ABAD’S SUBJECTS were as multifarious as the many textile traditions she drew on, ranging from the traditional Indigenous motifs and artifacts and the social realism of the works discussed above to the rhythmic sweeps and arcs of her "Asian Abstractions" series, 1983–92, inspired by Korean ink-brush painting; the more spontaneous allover gestural abstractions of her "Abstract Emotions" series, 1984–2004; and the dense, nervy, jazz-and-blues-inspired "Endless Blues," 2001–2003, which sought to process and expunge collective and personal trauma, from the 9/11 attacks and the ensuing War on Terror to Abad's diagnosis of and eventual death from cancer in 2004. In retrospect, what is perhaps most astounding about Abad's practice is that she often worked on these disparate series concurrently, producing an oeuvre whose diversity belies an unapologetically undisciplined artistic vision that was intersectional and relational in truly unexpected ways and far ahead of its time.
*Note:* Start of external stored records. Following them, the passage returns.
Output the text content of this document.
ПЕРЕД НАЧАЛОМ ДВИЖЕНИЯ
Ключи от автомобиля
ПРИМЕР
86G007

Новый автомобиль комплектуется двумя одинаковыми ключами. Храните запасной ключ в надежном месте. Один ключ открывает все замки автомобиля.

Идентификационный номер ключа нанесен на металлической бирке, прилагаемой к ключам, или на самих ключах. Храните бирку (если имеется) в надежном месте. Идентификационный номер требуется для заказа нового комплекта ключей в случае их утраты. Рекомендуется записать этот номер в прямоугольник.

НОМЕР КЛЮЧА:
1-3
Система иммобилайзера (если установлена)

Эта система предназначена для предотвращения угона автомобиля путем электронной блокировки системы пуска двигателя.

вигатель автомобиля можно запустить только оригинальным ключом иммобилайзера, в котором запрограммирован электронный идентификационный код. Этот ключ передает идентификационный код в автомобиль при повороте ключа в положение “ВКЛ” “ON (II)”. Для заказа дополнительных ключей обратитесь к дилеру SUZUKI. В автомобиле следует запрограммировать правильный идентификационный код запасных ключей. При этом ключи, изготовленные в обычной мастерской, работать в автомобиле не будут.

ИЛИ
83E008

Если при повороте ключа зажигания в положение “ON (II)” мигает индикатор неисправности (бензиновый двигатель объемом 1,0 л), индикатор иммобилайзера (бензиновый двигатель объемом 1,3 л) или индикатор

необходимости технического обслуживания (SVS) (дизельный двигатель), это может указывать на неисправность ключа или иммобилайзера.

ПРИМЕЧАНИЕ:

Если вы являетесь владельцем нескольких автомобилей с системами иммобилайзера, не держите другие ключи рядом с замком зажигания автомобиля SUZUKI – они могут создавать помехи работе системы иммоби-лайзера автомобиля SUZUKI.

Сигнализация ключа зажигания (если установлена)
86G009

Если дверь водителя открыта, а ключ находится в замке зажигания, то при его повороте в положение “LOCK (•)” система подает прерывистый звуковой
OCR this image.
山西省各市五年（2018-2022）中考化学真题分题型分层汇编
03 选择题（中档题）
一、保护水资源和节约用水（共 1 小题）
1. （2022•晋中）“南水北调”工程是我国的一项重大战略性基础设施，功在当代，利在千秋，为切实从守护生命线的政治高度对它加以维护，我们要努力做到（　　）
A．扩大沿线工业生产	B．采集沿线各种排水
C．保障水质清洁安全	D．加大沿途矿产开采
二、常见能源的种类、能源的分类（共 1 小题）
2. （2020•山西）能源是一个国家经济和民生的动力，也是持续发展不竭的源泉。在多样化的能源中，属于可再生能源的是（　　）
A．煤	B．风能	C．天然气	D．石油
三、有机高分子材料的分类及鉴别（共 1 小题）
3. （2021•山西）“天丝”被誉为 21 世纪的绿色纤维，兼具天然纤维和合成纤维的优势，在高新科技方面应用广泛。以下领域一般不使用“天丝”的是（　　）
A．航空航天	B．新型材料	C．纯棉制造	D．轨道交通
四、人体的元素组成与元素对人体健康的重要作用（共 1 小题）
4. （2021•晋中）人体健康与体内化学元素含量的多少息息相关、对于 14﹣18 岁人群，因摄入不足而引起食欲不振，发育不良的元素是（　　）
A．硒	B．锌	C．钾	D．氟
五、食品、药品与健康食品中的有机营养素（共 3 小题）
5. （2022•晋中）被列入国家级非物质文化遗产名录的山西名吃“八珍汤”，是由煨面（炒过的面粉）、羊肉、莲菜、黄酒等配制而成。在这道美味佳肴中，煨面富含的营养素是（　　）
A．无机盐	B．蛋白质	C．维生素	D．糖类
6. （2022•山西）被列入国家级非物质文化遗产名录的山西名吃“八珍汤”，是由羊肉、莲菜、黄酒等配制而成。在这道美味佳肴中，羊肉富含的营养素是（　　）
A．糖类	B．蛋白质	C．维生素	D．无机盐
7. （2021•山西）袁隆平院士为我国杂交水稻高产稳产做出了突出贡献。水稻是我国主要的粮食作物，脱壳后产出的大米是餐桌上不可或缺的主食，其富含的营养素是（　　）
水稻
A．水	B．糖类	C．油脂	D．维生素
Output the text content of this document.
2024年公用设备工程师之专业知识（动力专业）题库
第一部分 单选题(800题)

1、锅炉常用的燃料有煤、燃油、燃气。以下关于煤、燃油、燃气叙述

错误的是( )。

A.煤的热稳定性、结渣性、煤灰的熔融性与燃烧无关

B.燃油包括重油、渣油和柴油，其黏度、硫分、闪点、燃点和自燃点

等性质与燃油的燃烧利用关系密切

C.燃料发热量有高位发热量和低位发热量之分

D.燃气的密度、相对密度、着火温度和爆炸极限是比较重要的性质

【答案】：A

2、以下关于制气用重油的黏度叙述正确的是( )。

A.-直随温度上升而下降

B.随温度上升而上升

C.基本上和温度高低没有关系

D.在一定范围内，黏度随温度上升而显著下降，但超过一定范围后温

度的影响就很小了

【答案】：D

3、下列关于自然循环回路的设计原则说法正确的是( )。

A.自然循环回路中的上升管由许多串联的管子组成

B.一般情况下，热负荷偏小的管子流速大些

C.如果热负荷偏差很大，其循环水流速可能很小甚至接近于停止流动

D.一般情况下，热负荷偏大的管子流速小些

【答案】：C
In addition to all these other passions and pursuits, Abad was an avid scuba diver. Between 1983 and 1996, she produced her most idiosyncratic body of work, a series of trippy kaleidoscopic undersea scenes inspired by dives she made around the Philippines. Bright-hued fish and other marine life weave through a vibrant profusion of coral fans, dissolving through their prismatic excesses long-held distinctions between the optic and the haptic. These works seem to illustrate and activate the amalgamation and superimposition of otherwise discrete senses that feminist scholar Eva Hayward calls "fingeryeyes"—a mode of tactile co-sensing, both in terms of perception and comprehension, that extends across the human and the more-than-human. These works embed the undeniable pleasures of color, pattern, and ornament back into the natural realm, where they arguably originate.
"Pacita Abad" is on view through September 3 at the Walker Art Center, Minneapolis; travels to the San Francisco Museum of Modern Art, October 21, 2023–January 28, 2024; moma ps1, New York, March 28–September 2, 2024; Art Gallery of Ontario, Toronto, October 12, 2024–January 19, 2025.
Murtaza Vali is a writer and curator based in Sharjah and Brooklyn.